8Devant l'inédit de la situation, il semble que l'instruction ne parvienne à constituer l'identité de la prévenue. Qui plus est, lors d'une perquisition organisée à son domicile, la découverte de plusieurs clichés vient encore davantage brouiller les pistes454. À côté d'une photographie la représentant parée de singuliers atours, campant une posture ambiguë – costume d'homme, cheveux mi-longs attachés et fume-cigarette entre les doigts – se tient une tout autre image la figurant nue, de trois quart, toison pubienne et poitrine apparentes, se couvrant la tête d'une jupe qu'elle est vraisemblablement en train de quitter. L'hominisation455 et l'érotisation ainsi constatées sont emblématiques de la production, de l'affirmation et de la représentation d'une identité sexuelle duale. La première image renvoie incontestablement à la « lesbienne » telle qu'elle est figurée dans les années 1930, tandis que la seconde peut tout autant s'apparenter à l'hétéro qu'à l'homosexualité. Ainsi représentée, Madeleine P. possède une double identité ce qui semble justifier la qualification duale du délit qui lui est imputé. Pour autant, avant de recueillir les témoignages de l'homosexualité de la prévenue, le juge d'instruction s'attache à établir la perversion de son hétérosexualité. Celle-ci serait constitutive de son « inversion ».
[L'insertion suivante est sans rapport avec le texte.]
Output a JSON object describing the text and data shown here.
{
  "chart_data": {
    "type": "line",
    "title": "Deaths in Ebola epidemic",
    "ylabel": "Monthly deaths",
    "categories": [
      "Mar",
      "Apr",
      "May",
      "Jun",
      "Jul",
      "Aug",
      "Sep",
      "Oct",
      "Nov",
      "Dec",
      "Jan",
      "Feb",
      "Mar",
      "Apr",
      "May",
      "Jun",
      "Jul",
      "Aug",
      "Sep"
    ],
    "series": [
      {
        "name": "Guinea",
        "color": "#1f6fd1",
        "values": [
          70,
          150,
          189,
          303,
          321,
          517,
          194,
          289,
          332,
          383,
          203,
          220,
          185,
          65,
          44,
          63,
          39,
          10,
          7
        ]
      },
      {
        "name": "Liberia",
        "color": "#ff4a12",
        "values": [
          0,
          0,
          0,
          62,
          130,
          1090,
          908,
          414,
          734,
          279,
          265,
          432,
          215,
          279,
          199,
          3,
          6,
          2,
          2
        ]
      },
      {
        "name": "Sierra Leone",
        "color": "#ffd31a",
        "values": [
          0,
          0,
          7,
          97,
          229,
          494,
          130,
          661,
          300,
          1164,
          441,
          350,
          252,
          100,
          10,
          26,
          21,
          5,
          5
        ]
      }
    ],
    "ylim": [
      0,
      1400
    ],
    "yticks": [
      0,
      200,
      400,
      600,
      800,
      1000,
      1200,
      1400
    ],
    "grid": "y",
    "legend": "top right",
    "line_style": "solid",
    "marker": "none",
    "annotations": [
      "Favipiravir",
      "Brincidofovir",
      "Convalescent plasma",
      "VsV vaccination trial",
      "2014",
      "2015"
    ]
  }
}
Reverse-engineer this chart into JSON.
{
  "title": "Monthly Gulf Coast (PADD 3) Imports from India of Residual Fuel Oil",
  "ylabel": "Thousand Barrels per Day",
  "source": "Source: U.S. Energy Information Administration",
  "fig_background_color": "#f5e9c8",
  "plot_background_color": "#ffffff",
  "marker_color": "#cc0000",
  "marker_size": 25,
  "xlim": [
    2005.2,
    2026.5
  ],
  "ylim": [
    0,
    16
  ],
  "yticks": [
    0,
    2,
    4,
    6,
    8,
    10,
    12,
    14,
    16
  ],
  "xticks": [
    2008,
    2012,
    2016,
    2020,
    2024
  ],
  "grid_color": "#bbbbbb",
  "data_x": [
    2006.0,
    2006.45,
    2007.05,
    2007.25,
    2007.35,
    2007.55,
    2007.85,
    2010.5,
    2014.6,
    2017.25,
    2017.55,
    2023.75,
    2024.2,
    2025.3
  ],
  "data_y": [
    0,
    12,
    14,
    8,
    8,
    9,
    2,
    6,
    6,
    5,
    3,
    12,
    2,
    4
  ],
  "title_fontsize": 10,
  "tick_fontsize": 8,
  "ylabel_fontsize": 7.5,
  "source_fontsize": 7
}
9Ancienne employée de l'accusée, Raymonde C. est à l'origine des poursuites. Alors qu'elle était mineure, celle-ci se plaint d'avoir été victime d'un harcèlement incessant de la part de sa patronne. Elle l'aurait embrassée de force à plusieurs reprises, et, avec la complicité de son amant, le Marquis d'A., aurait tenté de lui « ôter sa culotte », lui passant « la main sur les parties sexuelles » et « introduisant un doigt dans son vagin » ; « ma petite Raymonde, tu vois bien que Madeleine t'aime, laisse-toi faire, elle sera heureuse ». À chaque fois, précise-t-elle, elle n'était pas consentante, se défendait et giflait ses agresseurs. Est-elle elle-même homosexuelle ? Jamais elle ne donne d'arguments en ce sens ; tout juste se montre-t-elle quelque peu jalouse de la nouvelle maîtresse de son ancienne patronne, Renée B. Il reste cependant que Madeleine P. « aurait des mœurs spéciales » : elle serait « une femme peu convenable, ayant des relations avec des femmes456 ». Ne pouvant préciser plus avant le harcèlement probablement fictif dont aurait été victime Raymonde C., le magistrat instructeur oriente ses auditions de telle façon qu'il parvient à dévoiler ainsi qu'à scruter la relation homosexuelle qu'entretiennent Madeleine P. et Renée B., tout en justifiant cette déviance par la simultanéité d'une fougueuse relation hétérosexuelle.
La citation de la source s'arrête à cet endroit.